I discovered the Conversations with God series by Neale Donald Walsch. His writing stirred me, especially his emphasis on the power of “I Am” statements. We are, after all, constantly speaking ourselves into being. Too often, we declare the negative: I am fat. I am unworthy. I am cruel. Yet Walsch challenged me to recognize that every “I Am” shapes not only how we see ourselves but how we show up in the world. What if, instead, we chose words of possibility and love? I am kind. I am a communicator. I am a freethinker. I am brilliant. I am honest.

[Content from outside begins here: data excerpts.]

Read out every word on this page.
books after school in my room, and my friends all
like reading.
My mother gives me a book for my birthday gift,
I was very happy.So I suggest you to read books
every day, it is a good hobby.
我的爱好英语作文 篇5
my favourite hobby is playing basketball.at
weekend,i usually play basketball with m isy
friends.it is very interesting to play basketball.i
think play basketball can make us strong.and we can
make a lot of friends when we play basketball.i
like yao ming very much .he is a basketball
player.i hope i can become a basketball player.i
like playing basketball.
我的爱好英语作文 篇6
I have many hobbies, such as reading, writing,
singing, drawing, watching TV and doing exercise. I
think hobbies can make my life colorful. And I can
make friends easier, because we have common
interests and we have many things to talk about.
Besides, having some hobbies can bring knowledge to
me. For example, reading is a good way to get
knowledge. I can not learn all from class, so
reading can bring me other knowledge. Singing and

At first, I thought of “I Am” statements as fixed descriptors, boxes that defined me. Eventually, I realized they were not anchors but tools, dynamic ways of directing my energy. They describe what we do and how we live, not the eternal essence of who we are. This insight was beautifully reinforced years later during the pre-work for the Joe Dispenza Retreat in Basel, where he reminded us not to limit ourselves by clinging to past definitions of ourselves.
Self-discovery, I have learned, is never a onetime event. It unfolds gradually, fine-tuned by dreams, thoughts, and lived experience. One particular dream stands out from that era. While reflecting on Walsch’s “I Am” teachings, I dreamed of a phrase that declared itself with startling clarity: IAMWE.
That revelation deepened my understanding of collective consciousness. I had long believed in the unseen thread that binds all souls, but this was more than belief; it is eternal knowing. IAMWE spoke to the living energy between us, a current that is both invisible and undeniable. Whether harmonious or discordant, that frequency is the Divine itself flowing through us.
And so, even as I pray to God, I recognize that this energy is God, the higher power within and around us. IAMWE is both a truth and a practice: the reminder that we are not separate, but one.